49
Yorum
65
Beğeni
0,0
Puan
6373
Okunma


biliyorum bunları okuduğunda gitmiş olacaksın. belki saat sabahı bulur
ve belki beyaz bir güvercin
cümlelerin önünü açmak için
az ilerde hani senin olmadığın o çok uzakta
kanatlanıp sana doğru
bir düş toplar beşik yaptığın mezarından
kazı kuyu çalışmalarıyla aramız
eskiden de iyiydi bizim
sen duy da inanma
eli kulağındadır şimdi toprağın.
kök verdiğin gülüşlerin ters istikâmete yol almış
ve aklını havaya uçurmuşsa rüzgâr
saçlarımın dağınıklığı ondan
bil istedim, yüreğinin o.top.sisi
işte böyle avuçlarımda kaldı delâl...
...
eteğimin boyuna yetişmeyen paylar
sadece cam kırıkları
kıvrıldıkça içine akan
bir yığın dert barınağı
o yüzden eteğimin ucunu iyi göremiyorum delâl
dışardan bakınca toplu halde yargılanacaksa hepsi
içerden yalnızca bana görünsün demir parmaklıklar
ne çıkar! yumru gibi sıktığım kirpiklerime
temelini atacaksa karanlıklar
tut ki bir çocuk barikat kurdu çeperinde
tut ki ana.yasal hakları elinden alınmış bir lori*nin
ağıdı oldu bu sancılar
onun için biz hep tehlike s.açıyoruz.
her baktığımız yerde bir uyarı levhası
diktiler gözümüzün içine ama göremedik. okuyanların dikkatine: içine siz de sakın düşmeyin! onlara de ki: drapeli dudağını ütülediğinde
ilk celsede boşanacak olan cümlelerden
insana ne hayır gelir?
boşuna toplama kendini
böyle daha güzelsin ama istersen
geçici bir süre için de olsa
hayallerini tatile gönderebilirsin.
belki ödül olarak güneş rüyanda olur bu akşam.

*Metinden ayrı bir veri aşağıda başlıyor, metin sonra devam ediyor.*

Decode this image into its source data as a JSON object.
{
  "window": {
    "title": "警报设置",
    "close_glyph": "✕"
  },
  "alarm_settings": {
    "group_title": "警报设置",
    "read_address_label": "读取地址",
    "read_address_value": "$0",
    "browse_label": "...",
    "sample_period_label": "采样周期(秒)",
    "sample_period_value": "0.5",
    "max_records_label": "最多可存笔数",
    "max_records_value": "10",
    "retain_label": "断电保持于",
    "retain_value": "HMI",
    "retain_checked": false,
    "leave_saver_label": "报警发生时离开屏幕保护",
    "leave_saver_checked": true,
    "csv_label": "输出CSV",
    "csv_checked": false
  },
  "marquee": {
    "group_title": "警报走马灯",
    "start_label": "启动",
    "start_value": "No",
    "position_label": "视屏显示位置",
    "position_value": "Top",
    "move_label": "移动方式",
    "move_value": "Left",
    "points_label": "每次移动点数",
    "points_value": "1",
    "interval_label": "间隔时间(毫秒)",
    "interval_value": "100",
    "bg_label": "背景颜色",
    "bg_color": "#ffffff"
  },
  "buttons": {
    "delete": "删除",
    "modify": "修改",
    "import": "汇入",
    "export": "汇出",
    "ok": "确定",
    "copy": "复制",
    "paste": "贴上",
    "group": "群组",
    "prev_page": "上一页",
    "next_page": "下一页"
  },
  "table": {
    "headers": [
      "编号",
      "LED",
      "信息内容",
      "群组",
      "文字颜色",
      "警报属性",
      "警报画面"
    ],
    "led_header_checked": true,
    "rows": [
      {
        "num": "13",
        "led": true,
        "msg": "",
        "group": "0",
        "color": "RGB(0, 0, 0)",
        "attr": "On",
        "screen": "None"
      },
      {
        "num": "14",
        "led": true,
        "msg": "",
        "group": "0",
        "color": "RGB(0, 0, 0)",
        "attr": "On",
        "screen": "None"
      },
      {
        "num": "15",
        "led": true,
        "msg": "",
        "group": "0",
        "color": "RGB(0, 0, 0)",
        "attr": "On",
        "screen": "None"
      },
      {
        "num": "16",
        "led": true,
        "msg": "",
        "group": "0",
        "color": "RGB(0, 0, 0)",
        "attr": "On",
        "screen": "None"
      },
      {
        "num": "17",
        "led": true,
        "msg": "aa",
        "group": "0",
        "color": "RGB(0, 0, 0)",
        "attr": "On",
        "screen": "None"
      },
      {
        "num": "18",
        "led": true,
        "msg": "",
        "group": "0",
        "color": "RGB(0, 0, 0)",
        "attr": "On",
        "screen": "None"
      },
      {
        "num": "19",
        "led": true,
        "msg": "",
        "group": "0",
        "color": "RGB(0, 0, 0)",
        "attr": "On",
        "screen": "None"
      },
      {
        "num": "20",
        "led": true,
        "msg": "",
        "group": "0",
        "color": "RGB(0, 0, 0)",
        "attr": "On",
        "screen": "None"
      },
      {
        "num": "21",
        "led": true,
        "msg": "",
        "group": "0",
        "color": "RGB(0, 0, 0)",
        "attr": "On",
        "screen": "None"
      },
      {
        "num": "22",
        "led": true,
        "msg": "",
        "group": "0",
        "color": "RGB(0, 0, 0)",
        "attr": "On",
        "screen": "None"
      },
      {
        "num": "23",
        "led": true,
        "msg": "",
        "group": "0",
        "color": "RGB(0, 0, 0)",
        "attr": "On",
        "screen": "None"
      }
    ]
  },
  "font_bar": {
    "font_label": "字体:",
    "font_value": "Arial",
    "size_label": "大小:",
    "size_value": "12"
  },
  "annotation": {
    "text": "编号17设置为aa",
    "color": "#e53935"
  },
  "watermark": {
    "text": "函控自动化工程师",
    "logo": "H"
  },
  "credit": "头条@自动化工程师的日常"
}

belli mi olur? bakarsın gökkuşağının yedi rengi
bu sefer çocuklara çıkar ikramiyeden.
çokça hayal, çokça masal...
onun için koynuna kıvrılmak isteyişim.
...
kekik kokulu dağlarıma düşen
bugün de sağnak yağışlar
’herkesin yüzünde ağırlayacağı yağmuru olmalı’
derdi oysa annem
ama nüfusuma kayıtlı o kadar çok çığlığım
ve çocuklarım var ki annem!
hangisini kucaklasam
ellerimin arasından kayıp gidiyor
bak! yüreğimizi sağlama almadığımız için
suçumuz sabit görüldü bizim
söz savunmanın derken
ben içime akan nehirdim
sen de deniz
eğer yargılayacaksanız bizi
ayaklarımızdan başlayın önce
ayaklarımız ki senelerdir
hâlâ kendi prangasında sürgün
ve siz yüreğimizi göçlere zorladıkça
umudumuz yeniden doğuyor toprağın rahminden. görün de inanmayın ahali!
göğe kadar uzuyor kollarımız.
kanatlarımız tel örgü değil ki
geleni geçeni kendine takıp, kırıp döksün sizin gibi! alışıksınız nasıl olsa pusunuza düşecek avların feryatlarını yerden toplamaya.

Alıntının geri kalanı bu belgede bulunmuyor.